O colunista da Folha de São Paulo, Samuel Pessôa, propõe soluções para Donald Trump atender a seu eleitorado que se revelam problemáticas desde sua análise da realidade (veja aqui). Seu ponto central sugere que a perda de competitividade dos trabalhadores com média escolaridade nos Estados Unidos — justamente aqueles que elegeram Trump — deve-se, em grande parte, à queda da qualidade da educação pública. Esse declínio, segundo ele, teria dificultado a capacidade desses trabalhadores, ou de seus filhos, de competir por empregos mais qualificados. No entanto, essa análise parece servir apenas para reforçar determinadas narrativas.
Primeiramente, a afirmação de que “o filho do trabalhador que perde o emprego na indústria não consegue competir com os filhos dos ricos, nem com os filhos dos imigrantes asiáticos” soa demagógica.

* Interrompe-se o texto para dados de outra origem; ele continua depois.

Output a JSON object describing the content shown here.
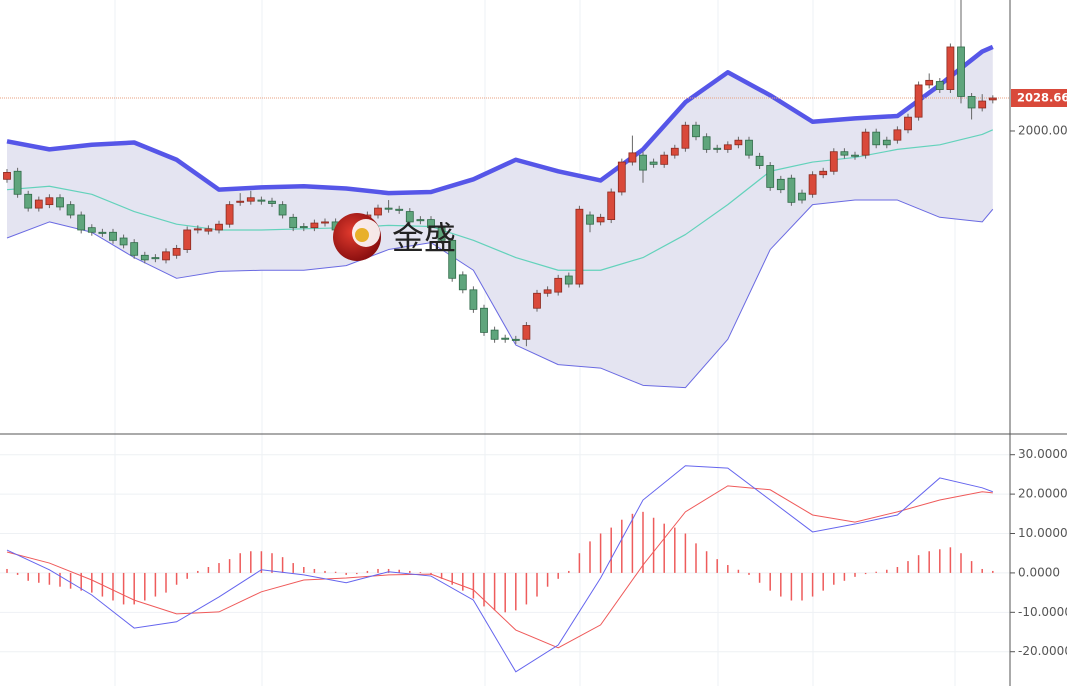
{
  "chart_data": [
    {
      "type": "candlestick",
      "ylim": [
        1737.6,
        2113.8
      ],
      "yticks": [
        {
          "value": 2000,
          "label": "2000.00"
        }
      ],
      "up_color": "#d9493a",
      "down_color": "#5fa57c",
      "ohlc": [
        [
          1958,
          1967,
          1955,
          1964
        ],
        [
          1965,
          1968,
          1942,
          1945
        ],
        [
          1945,
          1948,
          1930,
          1933
        ],
        [
          1933,
          1943,
          1930,
          1940
        ],
        [
          1936,
          1945,
          1933,
          1942
        ],
        [
          1942,
          1945,
          1931,
          1934
        ],
        [
          1936,
          1939,
          1924,
          1927
        ],
        [
          1927,
          1930,
          1911,
          1914
        ],
        [
          1916,
          1919,
          1909,
          1912
        ],
        [
          1912,
          1915,
          1908,
          1911
        ],
        [
          1912,
          1915,
          1902,
          1905
        ],
        [
          1907,
          1910,
          1898,
          1901
        ],
        [
          1903,
          1906,
          1889,
          1892
        ],
        [
          1892,
          1895,
          1885,
          1888
        ],
        [
          1890,
          1893,
          1886,
          1889
        ],
        [
          1888,
          1898,
          1885,
          1895
        ],
        [
          1892,
          1901,
          1889,
          1898
        ],
        [
          1897,
          1917,
          1894,
          1914
        ],
        [
          1914,
          1918,
          1911,
          1915
        ],
        [
          1913,
          1918,
          1910,
          1915
        ],
        [
          1914,
          1922,
          1911,
          1919
        ],
        [
          1919,
          1939,
          1916,
          1936
        ],
        [
          1938,
          1946,
          1935,
          1939
        ],
        [
          1939,
          1948,
          1936,
          1942
        ],
        [
          1940,
          1943,
          1936,
          1939
        ],
        [
          1939,
          1942,
          1934,
          1937
        ],
        [
          1936,
          1939,
          1924,
          1927
        ],
        [
          1925,
          1928,
          1913,
          1916
        ],
        [
          1917,
          1920,
          1913,
          1916
        ],
        [
          1916,
          1923,
          1913,
          1920
        ],
        [
          1920,
          1924,
          1917,
          1921
        ],
        [
          1921,
          1924,
          1911,
          1914
        ],
        [
          1919,
          1922,
          1915,
          1918
        ],
        [
          1919,
          1926,
          1916,
          1923
        ],
        [
          1923,
          1930,
          1920,
          1927
        ],
        [
          1927,
          1936,
          1924,
          1933
        ],
        [
          1933,
          1940,
          1929,
          1932
        ],
        [
          1932,
          1935,
          1928,
          1931
        ],
        [
          1930,
          1933,
          1918,
          1921
        ],
        [
          1923,
          1926,
          1919,
          1922
        ],
        [
          1923,
          1926,
          1913,
          1916
        ],
        [
          1916,
          1919,
          1902,
          1905
        ],
        [
          1905,
          1908,
          1869,
          1872
        ],
        [
          1875,
          1878,
          1859,
          1862
        ],
        [
          1862,
          1865,
          1842,
          1845
        ],
        [
          1846,
          1849,
          1822,
          1825
        ],
        [
          1827,
          1830,
          1816,
          1819
        ],
        [
          1820,
          1823,
          1816,
          1819
        ],
        [
          1819,
          1822,
          1815,
          1818
        ],
        [
          1819,
          1834,
          1813,
          1831
        ],
        [
          1846,
          1862,
          1843,
          1859
        ],
        [
          1859,
          1865,
          1856,
          1862
        ],
        [
          1860,
          1875,
          1857,
          1872
        ],
        [
          1874,
          1877,
          1864,
          1867
        ],
        [
          1867,
          1935,
          1864,
          1932
        ],
        [
          1927,
          1930,
          1912,
          1919
        ],
        [
          1921,
          1928,
          1918,
          1925
        ],
        [
          1923,
          1950,
          1920,
          1947
        ],
        [
          1947,
          1976,
          1944,
          1973
        ],
        [
          1973,
          1996,
          1970,
          1981
        ],
        [
          1979,
          1982,
          1955,
          1966
        ],
        [
          1973,
          1976,
          1968,
          1971
        ],
        [
          1971,
          1982,
          1968,
          1979
        ],
        [
          1979,
          1988,
          1976,
          1985
        ],
        [
          1985,
          2008,
          1982,
          2005
        ],
        [
          2005,
          2008,
          1992,
          1995
        ],
        [
          1995,
          1998,
          1981,
          1984
        ],
        [
          1985,
          1988,
          1981,
          1984
        ],
        [
          1984,
          1991,
          1981,
          1988
        ],
        [
          1988,
          1995,
          1985,
          1992
        ],
        [
          1992,
          1995,
          1976,
          1979
        ],
        [
          1978,
          1981,
          1967,
          1970
        ],
        [
          1970,
          1973,
          1948,
          1951
        ],
        [
          1958,
          1961,
          1946,
          1949
        ],
        [
          1959,
          1962,
          1935,
          1938
        ],
        [
          1946,
          1949,
          1937,
          1940
        ],
        [
          1945,
          1965,
          1942,
          1962
        ],
        [
          1962,
          1968,
          1959,
          1965
        ],
        [
          1965,
          1985,
          1962,
          1982
        ],
        [
          1982,
          1985,
          1976,
          1979
        ],
        [
          1979,
          1982,
          1975,
          1978
        ],
        [
          1979,
          2002,
          1976,
          1999
        ],
        [
          1999,
          2002,
          1985,
          1988
        ],
        [
          1992,
          1995,
          1985,
          1988
        ],
        [
          1992,
          2004,
          1989,
          2001
        ],
        [
          2001,
          2015,
          1998,
          2012
        ],
        [
          2012,
          2043,
          2009,
          2040
        ],
        [
          2040,
          2050,
          2037,
          2044
        ],
        [
          2043,
          2046,
          2033,
          2036
        ],
        [
          2036,
          2076,
          2033,
          2073
        ],
        [
          2073,
          2113.8,
          2024,
          2030
        ],
        [
          2030,
          2033,
          2010,
          2020
        ],
        [
          2020,
          2032,
          2017,
          2026
        ],
        [
          2027,
          2031,
          2024,
          2028.66
        ]
      ],
      "bollinger": {
        "x": [
          0,
          4,
          8,
          12,
          16,
          20,
          24,
          28,
          32,
          36,
          40,
          44,
          48,
          52,
          56,
          60,
          64,
          68,
          72,
          76,
          80,
          84,
          88,
          92,
          93
        ],
        "upper": [
          1991,
          1984,
          1988,
          1990,
          1975,
          1949,
          1951,
          1952,
          1950,
          1946,
          1947,
          1958,
          1975,
          1965,
          1957,
          1984,
          2025,
          2051,
          2031,
          2008,
          2011,
          2013,
          2040,
          2069,
          2073
        ],
        "middle": [
          1949,
          1952,
          1945,
          1930,
          1919,
          1914,
          1914,
          1915,
          1916,
          1918,
          1917,
          1905,
          1890,
          1879,
          1879,
          1890,
          1910,
          1936,
          1965,
          1973,
          1977,
          1984,
          1988,
          1997,
          2001
        ],
        "lower": [
          1907,
          1921,
          1912,
          1890,
          1872,
          1878,
          1879,
          1879,
          1883,
          1897,
          1903,
          1879,
          1814,
          1797,
          1794,
          1779,
          1777,
          1819,
          1897,
          1936,
          1940,
          1940,
          1925,
          1921,
          1932
        ],
        "upper_color": "#5656e8",
        "middle_color": "#63d2bb",
        "lower_color": "#6a6ae2",
        "fill": "#e4e4f1"
      },
      "last_price": 2028.66,
      "last_price_color": "#d9493a",
      "watermark": "金盛"
    },
    {
      "type": "macd",
      "ylim": [
        -28.7,
        35
      ],
      "yticks": [
        {
          "value": 30,
          "label": "30.0000"
        },
        {
          "value": 20,
          "label": "20.0000"
        },
        {
          "value": 10,
          "label": "10.0000"
        },
        {
          "value": 0,
          "label": "0.0000"
        },
        {
          "value": -10,
          "label": "-10.0000"
        },
        {
          "value": -20,
          "label": "-20.0000"
        }
      ],
      "histogram": {
        "color": "#ee5b5b",
        "values": [
          1,
          -0.5,
          -2,
          -2.5,
          -3,
          -3.5,
          -4,
          -4.5,
          -5,
          -6,
          -7,
          -8,
          -8,
          -7,
          -6,
          -5,
          -3,
          -1.5,
          0.5,
          1.5,
          2.5,
          3.5,
          5,
          5.5,
          5.5,
          5,
          4,
          2.5,
          1.5,
          1,
          0.5,
          0.3,
          -0.5,
          -0.3,
          0.5,
          1,
          1,
          0.8,
          0.5,
          0.2,
          -0.5,
          -1.5,
          -3,
          -4.5,
          -6.5,
          -8.5,
          -9.5,
          -10,
          -9.5,
          -8,
          -6,
          -3.5,
          -1.5,
          0.5,
          5,
          8,
          10,
          11.5,
          13.5,
          15,
          15.5,
          14,
          12.5,
          11.5,
          10,
          7.5,
          5.5,
          3.5,
          2,
          0.8,
          -0.5,
          -2.5,
          -4.5,
          -6,
          -7,
          -7,
          -6,
          -4.5,
          -3,
          -2,
          -1,
          -0.3,
          0.3,
          0.8,
          1.5,
          3,
          4.5,
          5.5,
          6,
          6.5,
          5,
          3,
          1,
          0.5
        ]
      },
      "x": [
        0,
        4,
        8,
        12,
        16,
        20,
        24,
        28,
        32,
        36,
        40,
        44,
        48,
        52,
        56,
        60,
        64,
        68,
        72,
        76,
        80,
        84,
        88,
        92,
        93
      ],
      "macd": {
        "color": "#6565ee",
        "values": [
          5.8,
          0.8,
          -5.6,
          -14,
          -12.4,
          -6.1,
          0.8,
          -0.5,
          -2.5,
          0.3,
          -0.8,
          -6.9,
          -25.1,
          -18.3,
          -1.3,
          18.5,
          27.2,
          26.6,
          18.5,
          10.4,
          12.4,
          14.7,
          24.1,
          21.6,
          20.6
        ]
      },
      "signal": {
        "color": "#ef5a5a",
        "values": [
          5.3,
          2.5,
          -1.8,
          -6.9,
          -10.4,
          -9.9,
          -4.8,
          -1.8,
          -1.3,
          -0.5,
          -0.3,
          -4.3,
          -14.5,
          -19,
          -13.2,
          2,
          15.5,
          22.1,
          21.1,
          14.7,
          12.9,
          15.5,
          18.5,
          20.6,
          20.3
        ]
      }
    }
  ]
}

A menção específica aos imigrantes asiáticos carrega um viés problemático: em vez de reconhecer que esses trabalhadores enfrentam desafios semelhantes e, muitas vezes, superam barreiras sociais por mérito e esforço, a frase sugere que eles são um fator de exclusão para os trabalhadores americanos.
Além disso, a tentativa de minimizar o impacto da ascensão da China ao afirmar que “contribuiu para o fenômeno, em menor dimensão, a emergência da China e sua capacidade industrial imensa” é enganosa. A China não foi um fator secundário; pelo contrário, foi um dos principais motores da reestruturação industrial global. A globalização permitiu que empresas deslocassem sua produção para países com custos trabalhistas mais baixos, e esse processo dificilmente será revertido, pois está enraizado na lógica econômica do capitalismo moderno.
A solução proposta pelo colunista também se mostra equivocada. Sugerir que a competitividade do trabalhador pode ser melhorada por meio do aprimoramento da escola pública básica ignora um problema: o alto custo do ensino superior nos Estados Unidos. Se o objetivo é qualificar melhor a força de trabalho, não basta responsabilizar a escola pública básica. A maior barreira para a ascensão profissional da classe média-baixa está no acesso ao ensino superior, que nos EUA é majoritariamente privado e extremamente caro. Uma política educacional séria deveria enfrentar essa realidade e propor medidas concretas para ampliar o acesso à universidade.
No fim, a análise e a solução apresentadas pelo colunista são falhas. Desviar o foco para a crise da educação pública básica é, no mínimo, um erro grosseiro — quando, na verdade, acreditamos ser uma tentativa ideológica de enfraquecer ainda mais um sistema que deveria ser fortalecido, e não atacado.
Fonte:- Folha de São Paulo. Samuel Pessôa. A heterodoxia trumpista não funcionará. 2025.